August 2019 – “Ands” Not “Buts”
This month’s TYM has a short description of “proper therapeutic grammar”, specifically, the deliberate use of “ands” instead of “buts”. With depression essentially eager to get us to split off from the world at large, the use of language is one of its tools to get us to peel away from what was, pre-depression, attractive and motivating. So, therefore, the use of language can also get us to reattach to the world and see it for what it is (but what depression has got us to forget), energized, rich, and full of potential.
May your summers or winters (depending on your hemisphere) be going well, and as always, may you be getting only the challenges you’re ready for, and take in all the supports that you have.
“Ands” Not “Buts”: The Importance of Therapeutic Grammar
If we think here about depression as a force with a mind of its own—and it’s a good way to think about it, because it’s actually the case—then one of its great superpowers is its strategic use of grammar. Not anything fancier than its manipulations of conjunctions, and with an even more particular emphasis on the use of “buts” rather than “ands”. But, although those words seem pretty innocuous, the difference makes a huge difference when we are deploying them unconsciously, as they essentially break any unity of our experience into a field of broken shards.
Now, why would depression focus on getting us to use “buts” and not “ands”? Well, as I have written elsewhere (link), depression is a defense mechanism that is reacting to times when we have attached to some goal or connection which is futile, i.e., which is impossible to achieve (or at least credibly feels that way). Depression is monitoring these situations because we only have so much energy to burn, and futile situations burn energy futilely. If we don’t get energy back from an ongoing engagement, then eventually we reach zero energy, which is a more technical way of saying, “we die.” And though that’s true, we don’t easily give up on goals that we’ve deeply attached to; a job promotion that we can see is really never going to happen, but which we have staked our self-worth on, is something that we are loathe to let the go of. So, depression, our very rough and harsh defender, comes up with strategies to keep this from happening, to get us to let go of these futile attachments when we really don’t want to.

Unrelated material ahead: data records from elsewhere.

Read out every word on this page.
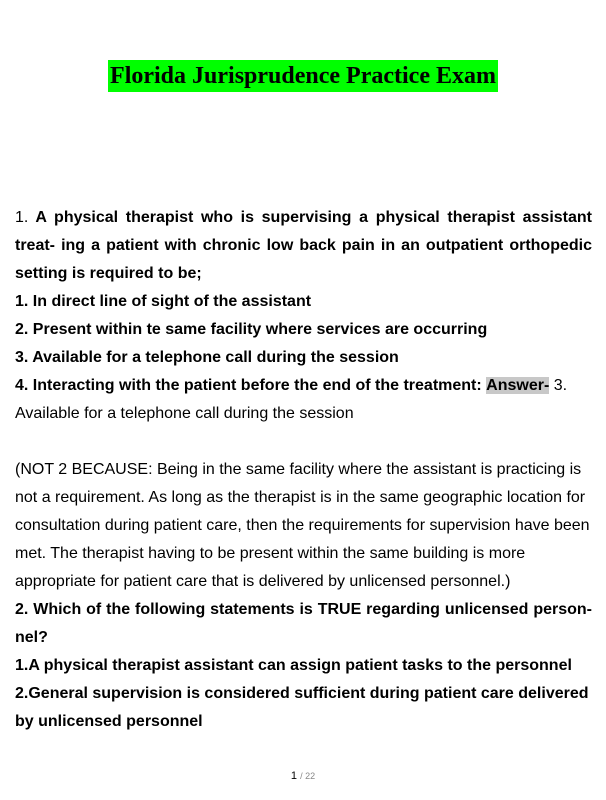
Florida Jurisprudence Practice Exam

1. A physical therapist who is supervising a physical therapist assistant treat- ing a patient with chronic low back pain in an outpatient orthopedic setting is required to be;

1. In direct line of sight of the assistant

2. Present within te same facility where services are occurring

3. Available for a telephone call during the session

4. Interacting with the patient before the end of the treatment: Answer- 3. Available for a telephone call during the session

(NOT 2 BECAUSE: Being in the same facility where the assistant is practicing is not a requirement. As long as the therapist is in the same geographic location for consultation during patient care, then the requirements for supervision have been met. The therapist having to be present within the same building is more appropriate for patient care that is delivered by unlicensed personnel.)

2. Which of the following statements is TRUE regarding unlicensed person- nel?

1.A physical therapist assistant can assign patient tasks to the personnel

2.General supervision is considered sufficient during patient care delivered by unlicensed personnel

1 / 22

One way depression pries our hands off that cherished but depleting goal is to exhaust our physical energy, making the goal impossible to pursue. But another, and arguably more powerful strategy, is to make the world itself—which includes our particular goal—look and feel unenticing. One way it does that is with negative self-talk, and embedded in that kind of internal narration is the view of a world which is denuded of worth, grey and deenergized, and fragmented and rejecting. The latter part is where it manipulates grammar: if it gets us to buy into a world in which things are only competing with, and negating, each other, rather than cooperating, it succeeds in making the world feel harsh, onerous, and ultimately impossible. In doing so, it gets us to drop our futile goal…and everything else at the same time. Depression is unapologetically unsubtle in its work.
Think about a typical depression statement: “My wife loves me, but I feel I’m undeserving.” Language matters, because when we are speaking or thinking it, effectively it acts as an external input to our systems, as if someone else were saying it. Part of us processes it anew, as if it were an observation rather than a declaration, and that part of us is pretty concrete: if it is told something, it will tend to take it for granted. So in this sentence, what is being said is that, yes, my wife does love me—that’s true, and we see that if we’re not so lost in the delusional dimension of depression—but that truth is negated by the fact (even if it’s being stated as a “feeling”) that I am undeserving. The effect is to prevent the fact of my wife’s love from affecting me, from getting into me and changing anything, which makes the outer world feel pointless and unassimilable. Yes, that love exists, but not to me, which supports depression’s goal of cutting us off from the world which, in our futile attachment to it, is seen as threatening to our existence.
If, however, we change that sentence to, “My wife loves me, and I feel I’m undeserving,” we get a very different declaration, and therefore a very different input back into our own systems. Because what is being said there is that two things are equally true and valid, and that the one is not negating the other. The external fact of my wife’s love now can be relevant to me, as well as the experience of feeling undeserving—we get to have both. Instead of being split off from the world, that humble “and” has reconnected us to the world. It has not resolved the ugly feeling of undeservingness, for sure, but it will be much easier to deal with when the world also includes the love of our spouse, than if it’s just wasteland and emptiness out and in there.
So, try to notice when you are speaking in depression’s language, lacing your simple comments with these nuclear-powered conjunctions, and then deliberately change the “but” to “and”. See how that feels, see what happens emotionally, cognitively, and somatically when you make that change. Prime your partner and friends to keep an eye on your usage, and like a good form of the strict school marm, keep you on track with proper (therapeutic) grammar. Of course, depression will attempt to poo-poo this, calling it contrived or hokey, or gaming up the actual reality (that life and you are clearly worthless), but as a part of the puzzle in curing depression, it’s a remarkably potent piece not to miss.